Pasada la primer semana de los incrementos en los aranceles a los bienes que ingresan a Estados Unidos, el presidente Donald Trump sigue firme en su postura, sobre todo contra China.
Más allá del congelamiento de tarifas con la Unión Europea, el lider de la Casa Blanca publicó en su red Truth Social que «NADIE ‘se libra’ debido a los injustos equilibrios comerciales… ¡Y mucho menos China que, de lejos, es la que peor nos trata!«.
El mundo no se quedó quieto
Durante las últimas semanas, fuimos testigos del inicio de una guerra comercial como pocas veces se ha visto en la historia del capitalismo moderno. Quizá lo más similar sean las sanciones económicas que cayeron sobre la Federación Rusa al invadir el territorio de Ucrania.
Sin embargo, a diferencia del caso ruso, esta vez hubo una respuesta proporcional del otro lado. Luego de que el presidente de Estados Unidos, Donald Trump, anunciara el último 2 de abril la imposición de nuevos aranceles a los productos que ingresan de mas de 180 países, China movió ficha.
La potencia asiática fue una de las más perjudicadas por el anuncio de la Casa Blanca, recibiendo un arancel inicial del 64% a los bienes que son importados a Estados Unidos. En respuesta, la administración de Pekín impuso un arancel recíproco del 34% a los productos estadounidenses.

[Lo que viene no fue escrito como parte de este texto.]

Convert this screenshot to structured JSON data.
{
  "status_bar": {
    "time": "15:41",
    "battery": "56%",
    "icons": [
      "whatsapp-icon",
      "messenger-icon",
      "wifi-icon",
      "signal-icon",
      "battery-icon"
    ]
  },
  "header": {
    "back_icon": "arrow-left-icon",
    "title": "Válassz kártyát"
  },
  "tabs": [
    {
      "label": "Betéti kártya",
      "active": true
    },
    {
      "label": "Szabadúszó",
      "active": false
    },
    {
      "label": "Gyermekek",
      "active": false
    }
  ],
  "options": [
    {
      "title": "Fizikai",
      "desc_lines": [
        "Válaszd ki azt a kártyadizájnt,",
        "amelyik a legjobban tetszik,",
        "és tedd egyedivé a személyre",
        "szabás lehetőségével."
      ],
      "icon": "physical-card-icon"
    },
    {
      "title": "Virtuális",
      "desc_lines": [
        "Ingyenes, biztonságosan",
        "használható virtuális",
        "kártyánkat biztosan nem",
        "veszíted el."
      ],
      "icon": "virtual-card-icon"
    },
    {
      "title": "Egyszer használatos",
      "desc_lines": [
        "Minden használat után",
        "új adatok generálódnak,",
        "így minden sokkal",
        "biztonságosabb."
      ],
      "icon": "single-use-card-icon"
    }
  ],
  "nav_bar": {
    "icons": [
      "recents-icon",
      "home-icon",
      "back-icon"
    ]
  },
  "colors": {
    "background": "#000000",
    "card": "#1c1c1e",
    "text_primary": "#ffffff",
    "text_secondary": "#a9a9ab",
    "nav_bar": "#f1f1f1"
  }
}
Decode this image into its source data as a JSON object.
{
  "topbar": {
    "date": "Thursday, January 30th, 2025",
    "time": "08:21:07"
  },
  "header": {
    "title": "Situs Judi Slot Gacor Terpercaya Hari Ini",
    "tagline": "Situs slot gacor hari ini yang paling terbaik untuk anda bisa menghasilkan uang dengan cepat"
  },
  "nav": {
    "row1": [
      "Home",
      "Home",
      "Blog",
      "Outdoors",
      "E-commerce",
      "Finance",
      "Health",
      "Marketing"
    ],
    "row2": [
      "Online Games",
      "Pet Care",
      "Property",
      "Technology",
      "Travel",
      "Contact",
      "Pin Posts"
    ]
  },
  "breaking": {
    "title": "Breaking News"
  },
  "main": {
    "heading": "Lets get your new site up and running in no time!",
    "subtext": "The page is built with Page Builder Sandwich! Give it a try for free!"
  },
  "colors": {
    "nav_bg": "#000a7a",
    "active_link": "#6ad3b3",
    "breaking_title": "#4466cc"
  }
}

Los días siguientes la escalada aceleró vertiginosamente. Al cierre de esta edición, las importaciones de bienes chinos a Estados Unidos tienen encima un 145% de aranceles, mientras que en el caso contrarios las nuevas tarifas sobre productos estadounidenses que entran a China son del 125%.
La Casa Blanca da mensajes ambiguos
Mientras Trump celebra en sus redes sociales la firmeza de sus declaraciones, las acciones de su administración parecen contradecirlo a cada paso que da. Primero con el congelamiento de los aranceles recíprocos del 25%, que fueron instalados por la Unión Europea en respuesta a la tarifa que intentó imponer Donald Trump al acero y aluminio europeos.
Por otra parte, parece que la única persona feliz con los aumentos tarifarios en el comercio exterior, es el propio Donald Trump. Ya que, el viernes pasado, la Oficina de Aduanas y Protección Fronteriza de los Estados Unidos (CBP, en inglés) informó que teléfonos, ordenadores, pantallas y diversos componentes, entre ellos semiconductores provenientes de China, quedan exentos de los llamados «aranceles recíprocos».
No obstante, el jefe de estado norteamericano no se quedó callado y publicó a través de sus redes sociales: «El viernes no se anunció ninguna «excepción» arancelaria… Estos productos están sujetos a los aranceles vigentes del 20 % para el fentanilo, y simplemente se están trasladando a otra categoría arancelaria».
«Los medios de noticias falsas lo saben, pero se niegan a informarlo. Estamos analizando los semiconductores y toda la cadena de suministro de productos electrónicos en las próximas investigaciones arancelarias de seguridad nacional», escribió el mandatario en la misma publicación de su red social, Truth.
Entre la incertidumbre y el fantasma de la inflación
La guerra comercial de Trump no está teniendo la popularidad que, según las publicaciones del propio Trump sus redes sociales, esperaban. La respuesta de los principales actores (y los más perjudicados) fue crear aranceles recíprocos, que en algunos casos logró que la Casa Blanca diera marcha atrás.
El congelamiento total de los aranceles con Europa y la «no» excepción de productos de última tecnología de China, son por lo menos un freno de la escalada global de tarifas en el comercio exterior. Probablemente, empezaron a percibir la posibilidad de que aparezca el gran cuco de la economía mundial: la inflación.
Una encuesta realizada por Yougov a ciudadanos estadounidenses para la cadena CBS, entre el 8 y el 11 de abril, muestra que el 75% de consultados cree que habrá inflación a corto plazo debido a los aranceles y que el 65% cree que la economía estadounidense sufrirá por estas medidas en los próximos meses.
Es evidente que la respuesta (sobre todo por parte de China y la Unión Europea) fue mucho mayor de la esperada. Desde Bruselas dieron a entender que no están dispuestos a seguir cualquier capricho proveniente desde la administración Trump.
Mientras que desde Pekín la respuesta fue clara y contundente. China parece estar preparada, como sus portavoces dijeron en diferentes oportunidades, a luchar hasta el final y en cualquier campo de batalla.
No obstante, retirar productos chinos de la lista de bienes que reciben ese 145% de aranceles extras, demuestra la dependencia de Estados Unidos de la producción y materia prima que reciben desde China.
Finalmente los recursos son limitados y la única forma de satisfacer las necesidades de los pueblos, es con un sistema de comercio internacional justo y equilibrado, que contemple con igual valor las necesidades de los capitales de inversión y los pueblos.